Last week, the Department of Justice Office of the Inspector General (OIG) released a report examining the Drug Enforcement Administration’s (DEA) aviation operations within the Department of Defense (DOD) in Afghanistan. The OIG found that the DEA and DoD had spent $86 million over 7 years on an aircraft that missed every delivery date and failed to comply with numerous federal regulations when purchasing and modifying the aircraft.
The DEA purchased the ATR 42-500 aircraft for $8.6 million in 2008 to support the DEA’s counternarcotics efforts in Afghanistan. DoD agreed to modify the aircraft with surveillance equipment and other capabilities for intended use in the Global Discovery Program. Since 2008, when the aircraft was originally purchased, the DEA and DoD have spent a whopping $86 million on the ATR 42-500 aircraft, including modifications to the aircraft and a hangar at the Kabul International Airport in Afghanistan. However, after 7 years the OIG found that “the aircraft remains inoperable, resting on jacks, and has never actually flown in Afghanistan.”

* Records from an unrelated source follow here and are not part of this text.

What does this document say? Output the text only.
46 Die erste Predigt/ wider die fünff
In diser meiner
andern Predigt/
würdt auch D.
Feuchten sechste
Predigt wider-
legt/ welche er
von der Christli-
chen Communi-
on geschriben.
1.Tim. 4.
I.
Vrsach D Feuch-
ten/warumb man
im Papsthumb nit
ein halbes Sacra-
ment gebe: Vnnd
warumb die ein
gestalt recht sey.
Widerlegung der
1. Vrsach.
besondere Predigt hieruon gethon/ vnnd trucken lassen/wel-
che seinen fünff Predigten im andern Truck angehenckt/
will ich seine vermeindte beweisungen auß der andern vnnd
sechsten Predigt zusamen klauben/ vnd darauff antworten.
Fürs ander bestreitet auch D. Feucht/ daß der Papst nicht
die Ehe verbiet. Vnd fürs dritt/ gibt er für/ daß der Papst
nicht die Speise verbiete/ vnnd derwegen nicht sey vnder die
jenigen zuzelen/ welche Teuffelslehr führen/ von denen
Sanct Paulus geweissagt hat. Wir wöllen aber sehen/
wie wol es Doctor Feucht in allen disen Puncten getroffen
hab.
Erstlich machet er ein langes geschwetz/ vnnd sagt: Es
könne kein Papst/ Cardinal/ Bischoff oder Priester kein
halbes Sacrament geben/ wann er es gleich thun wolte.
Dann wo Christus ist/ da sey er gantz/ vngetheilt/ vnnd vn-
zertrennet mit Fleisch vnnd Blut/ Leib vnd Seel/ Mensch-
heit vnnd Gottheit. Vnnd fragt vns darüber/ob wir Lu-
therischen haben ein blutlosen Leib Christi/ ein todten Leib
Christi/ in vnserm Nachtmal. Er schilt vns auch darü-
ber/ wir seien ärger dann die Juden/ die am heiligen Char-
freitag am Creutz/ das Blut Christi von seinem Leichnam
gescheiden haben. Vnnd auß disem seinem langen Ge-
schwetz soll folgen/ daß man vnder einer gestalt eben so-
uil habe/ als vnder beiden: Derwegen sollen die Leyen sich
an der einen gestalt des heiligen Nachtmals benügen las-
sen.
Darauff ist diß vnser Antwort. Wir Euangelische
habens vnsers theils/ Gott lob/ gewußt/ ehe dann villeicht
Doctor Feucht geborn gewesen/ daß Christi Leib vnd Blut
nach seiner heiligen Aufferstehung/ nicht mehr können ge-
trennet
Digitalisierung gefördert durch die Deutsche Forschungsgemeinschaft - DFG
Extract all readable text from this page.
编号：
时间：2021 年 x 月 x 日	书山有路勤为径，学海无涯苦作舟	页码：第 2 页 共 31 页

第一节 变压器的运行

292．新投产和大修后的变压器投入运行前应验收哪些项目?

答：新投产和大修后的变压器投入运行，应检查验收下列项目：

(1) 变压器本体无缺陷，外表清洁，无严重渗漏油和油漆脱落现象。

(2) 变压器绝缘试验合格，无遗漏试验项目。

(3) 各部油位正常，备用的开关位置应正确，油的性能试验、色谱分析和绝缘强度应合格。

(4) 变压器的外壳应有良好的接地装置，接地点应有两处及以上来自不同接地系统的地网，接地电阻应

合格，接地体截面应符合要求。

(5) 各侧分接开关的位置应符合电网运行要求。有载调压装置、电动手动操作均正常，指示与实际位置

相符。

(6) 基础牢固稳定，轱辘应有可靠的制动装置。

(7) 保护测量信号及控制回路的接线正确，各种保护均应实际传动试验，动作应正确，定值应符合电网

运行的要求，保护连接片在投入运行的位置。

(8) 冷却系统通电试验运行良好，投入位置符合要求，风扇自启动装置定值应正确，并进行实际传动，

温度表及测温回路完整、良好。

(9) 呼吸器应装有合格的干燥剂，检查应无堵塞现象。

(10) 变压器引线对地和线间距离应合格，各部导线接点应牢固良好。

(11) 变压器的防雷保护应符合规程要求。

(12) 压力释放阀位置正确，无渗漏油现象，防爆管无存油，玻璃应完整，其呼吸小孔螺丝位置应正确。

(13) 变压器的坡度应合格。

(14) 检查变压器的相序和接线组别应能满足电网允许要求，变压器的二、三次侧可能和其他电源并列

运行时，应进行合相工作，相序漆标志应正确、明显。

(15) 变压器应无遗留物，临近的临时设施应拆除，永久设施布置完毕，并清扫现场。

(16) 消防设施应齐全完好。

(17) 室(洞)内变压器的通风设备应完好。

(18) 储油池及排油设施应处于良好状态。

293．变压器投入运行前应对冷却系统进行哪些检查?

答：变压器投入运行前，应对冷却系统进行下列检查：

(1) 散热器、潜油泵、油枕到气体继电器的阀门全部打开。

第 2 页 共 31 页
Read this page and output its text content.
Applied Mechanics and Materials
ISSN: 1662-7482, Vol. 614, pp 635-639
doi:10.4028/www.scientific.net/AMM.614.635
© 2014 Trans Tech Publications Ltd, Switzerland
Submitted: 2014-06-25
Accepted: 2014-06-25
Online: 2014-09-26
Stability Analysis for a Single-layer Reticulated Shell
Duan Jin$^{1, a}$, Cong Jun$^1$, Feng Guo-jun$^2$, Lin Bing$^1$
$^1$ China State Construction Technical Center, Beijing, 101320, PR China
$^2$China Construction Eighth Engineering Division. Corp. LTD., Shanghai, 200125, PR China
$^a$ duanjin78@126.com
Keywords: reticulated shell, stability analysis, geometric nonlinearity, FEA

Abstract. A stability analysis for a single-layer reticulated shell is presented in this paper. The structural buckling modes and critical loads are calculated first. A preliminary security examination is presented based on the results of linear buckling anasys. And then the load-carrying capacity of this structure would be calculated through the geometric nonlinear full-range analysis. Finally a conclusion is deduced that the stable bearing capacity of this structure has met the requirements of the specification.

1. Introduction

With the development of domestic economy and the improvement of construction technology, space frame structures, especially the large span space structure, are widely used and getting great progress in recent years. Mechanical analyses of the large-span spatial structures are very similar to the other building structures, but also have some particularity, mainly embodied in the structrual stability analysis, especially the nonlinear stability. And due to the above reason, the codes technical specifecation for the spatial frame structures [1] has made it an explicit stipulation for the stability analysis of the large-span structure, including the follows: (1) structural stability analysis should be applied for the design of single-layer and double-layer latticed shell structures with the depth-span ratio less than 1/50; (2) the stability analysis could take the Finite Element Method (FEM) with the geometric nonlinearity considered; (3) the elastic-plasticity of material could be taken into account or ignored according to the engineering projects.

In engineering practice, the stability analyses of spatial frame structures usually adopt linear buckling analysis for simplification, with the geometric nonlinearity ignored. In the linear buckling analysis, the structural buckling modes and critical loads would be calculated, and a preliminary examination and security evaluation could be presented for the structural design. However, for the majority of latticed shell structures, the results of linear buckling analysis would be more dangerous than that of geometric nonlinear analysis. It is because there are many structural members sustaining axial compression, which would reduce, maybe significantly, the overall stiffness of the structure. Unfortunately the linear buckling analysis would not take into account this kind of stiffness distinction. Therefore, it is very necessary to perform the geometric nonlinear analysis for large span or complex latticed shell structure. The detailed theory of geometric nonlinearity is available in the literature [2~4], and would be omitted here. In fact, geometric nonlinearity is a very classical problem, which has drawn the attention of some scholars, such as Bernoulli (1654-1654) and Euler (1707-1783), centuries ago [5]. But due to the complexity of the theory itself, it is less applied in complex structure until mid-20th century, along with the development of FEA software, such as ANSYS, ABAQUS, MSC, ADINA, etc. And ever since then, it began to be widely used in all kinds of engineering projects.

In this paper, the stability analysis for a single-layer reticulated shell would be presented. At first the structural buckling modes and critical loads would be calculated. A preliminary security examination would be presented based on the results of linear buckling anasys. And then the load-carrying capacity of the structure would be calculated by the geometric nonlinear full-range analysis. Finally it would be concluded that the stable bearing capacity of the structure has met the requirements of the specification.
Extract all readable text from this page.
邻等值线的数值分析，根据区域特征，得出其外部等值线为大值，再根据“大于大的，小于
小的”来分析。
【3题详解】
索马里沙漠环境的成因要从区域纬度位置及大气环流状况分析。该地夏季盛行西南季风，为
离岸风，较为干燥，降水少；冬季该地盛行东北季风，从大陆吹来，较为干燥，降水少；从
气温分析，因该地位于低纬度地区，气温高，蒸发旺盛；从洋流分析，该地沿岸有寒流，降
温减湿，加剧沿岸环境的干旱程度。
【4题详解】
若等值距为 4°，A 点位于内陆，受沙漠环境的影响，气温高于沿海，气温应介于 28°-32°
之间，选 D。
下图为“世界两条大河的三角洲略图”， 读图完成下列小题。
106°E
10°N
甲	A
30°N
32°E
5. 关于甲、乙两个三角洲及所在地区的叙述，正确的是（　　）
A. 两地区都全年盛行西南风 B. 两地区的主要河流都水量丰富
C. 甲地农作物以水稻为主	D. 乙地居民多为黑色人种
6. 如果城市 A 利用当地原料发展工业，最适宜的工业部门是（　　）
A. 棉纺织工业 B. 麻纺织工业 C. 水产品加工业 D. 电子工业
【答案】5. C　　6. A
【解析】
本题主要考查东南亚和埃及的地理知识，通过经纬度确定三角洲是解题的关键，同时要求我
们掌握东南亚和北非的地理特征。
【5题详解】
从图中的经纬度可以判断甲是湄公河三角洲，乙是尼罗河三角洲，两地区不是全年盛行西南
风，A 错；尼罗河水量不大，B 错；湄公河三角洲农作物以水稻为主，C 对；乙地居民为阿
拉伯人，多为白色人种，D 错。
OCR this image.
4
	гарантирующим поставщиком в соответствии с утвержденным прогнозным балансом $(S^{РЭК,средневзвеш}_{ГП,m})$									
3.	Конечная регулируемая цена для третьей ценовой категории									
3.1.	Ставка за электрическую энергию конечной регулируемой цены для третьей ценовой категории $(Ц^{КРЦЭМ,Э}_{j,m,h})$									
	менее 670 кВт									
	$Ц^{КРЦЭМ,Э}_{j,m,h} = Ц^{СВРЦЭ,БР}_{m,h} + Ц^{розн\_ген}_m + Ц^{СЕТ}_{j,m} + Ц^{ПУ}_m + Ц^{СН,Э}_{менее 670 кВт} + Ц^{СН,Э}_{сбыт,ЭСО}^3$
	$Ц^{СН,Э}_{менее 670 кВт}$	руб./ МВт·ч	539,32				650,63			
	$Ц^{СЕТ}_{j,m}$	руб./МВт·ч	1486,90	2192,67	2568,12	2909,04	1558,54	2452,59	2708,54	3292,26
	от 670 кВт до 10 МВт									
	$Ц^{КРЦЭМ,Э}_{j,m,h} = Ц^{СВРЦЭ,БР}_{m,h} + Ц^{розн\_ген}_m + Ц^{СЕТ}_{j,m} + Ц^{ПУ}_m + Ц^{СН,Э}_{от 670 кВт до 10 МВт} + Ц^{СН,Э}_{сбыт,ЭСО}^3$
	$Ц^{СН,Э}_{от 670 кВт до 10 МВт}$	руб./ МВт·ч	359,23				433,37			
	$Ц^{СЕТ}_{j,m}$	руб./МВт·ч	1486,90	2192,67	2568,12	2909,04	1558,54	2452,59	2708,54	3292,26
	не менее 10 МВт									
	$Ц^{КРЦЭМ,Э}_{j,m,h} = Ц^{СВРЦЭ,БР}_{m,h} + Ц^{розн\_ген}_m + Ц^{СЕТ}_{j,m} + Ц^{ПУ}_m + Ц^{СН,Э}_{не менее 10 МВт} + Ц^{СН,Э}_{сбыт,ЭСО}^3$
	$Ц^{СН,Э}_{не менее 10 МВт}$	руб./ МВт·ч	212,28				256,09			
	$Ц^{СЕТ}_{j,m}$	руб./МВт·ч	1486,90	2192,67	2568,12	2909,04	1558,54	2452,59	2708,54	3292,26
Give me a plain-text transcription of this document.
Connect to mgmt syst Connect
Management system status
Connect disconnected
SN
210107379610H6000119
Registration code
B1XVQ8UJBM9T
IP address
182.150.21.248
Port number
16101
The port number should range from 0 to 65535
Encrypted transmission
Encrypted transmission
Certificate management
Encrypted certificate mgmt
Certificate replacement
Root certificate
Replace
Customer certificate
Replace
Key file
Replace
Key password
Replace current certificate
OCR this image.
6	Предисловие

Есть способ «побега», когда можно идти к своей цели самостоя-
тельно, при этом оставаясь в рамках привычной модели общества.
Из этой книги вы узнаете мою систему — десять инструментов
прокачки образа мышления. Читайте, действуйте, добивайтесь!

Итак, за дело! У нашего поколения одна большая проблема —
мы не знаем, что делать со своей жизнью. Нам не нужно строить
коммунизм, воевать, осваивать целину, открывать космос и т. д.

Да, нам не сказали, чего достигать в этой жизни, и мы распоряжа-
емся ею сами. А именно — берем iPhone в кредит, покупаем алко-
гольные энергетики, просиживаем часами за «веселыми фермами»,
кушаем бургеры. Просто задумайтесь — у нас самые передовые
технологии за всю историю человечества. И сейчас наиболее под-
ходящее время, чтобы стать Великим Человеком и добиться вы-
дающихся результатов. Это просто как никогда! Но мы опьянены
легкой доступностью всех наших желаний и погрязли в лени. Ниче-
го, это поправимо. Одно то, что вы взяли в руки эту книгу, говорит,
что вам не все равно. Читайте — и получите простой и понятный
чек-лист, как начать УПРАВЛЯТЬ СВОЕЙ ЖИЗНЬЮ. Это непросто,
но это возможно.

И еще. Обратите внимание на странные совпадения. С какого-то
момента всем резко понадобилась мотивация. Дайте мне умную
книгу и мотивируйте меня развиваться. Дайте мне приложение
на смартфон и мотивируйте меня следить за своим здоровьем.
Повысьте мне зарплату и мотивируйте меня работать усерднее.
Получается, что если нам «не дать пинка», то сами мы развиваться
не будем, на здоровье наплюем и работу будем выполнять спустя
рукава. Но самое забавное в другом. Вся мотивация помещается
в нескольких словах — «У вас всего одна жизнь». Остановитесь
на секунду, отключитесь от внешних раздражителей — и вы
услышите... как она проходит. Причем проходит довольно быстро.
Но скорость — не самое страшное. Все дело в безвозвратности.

The OIG also found the DEA diverted millions to the aircraft through five memoranda of understandings intended for other aircraft operations in Afghanistan. The report questions additional expenditures the DEA made including, “maintenance costs for one aircraft that never flew in Afghanistan and two additional aircraft involved in unrelated DEA missions; training for DEA and contract personnel who never went to Afghanistan; and travel for missions that were unrelated to the DEA’s aviation operations in Afghanistan.”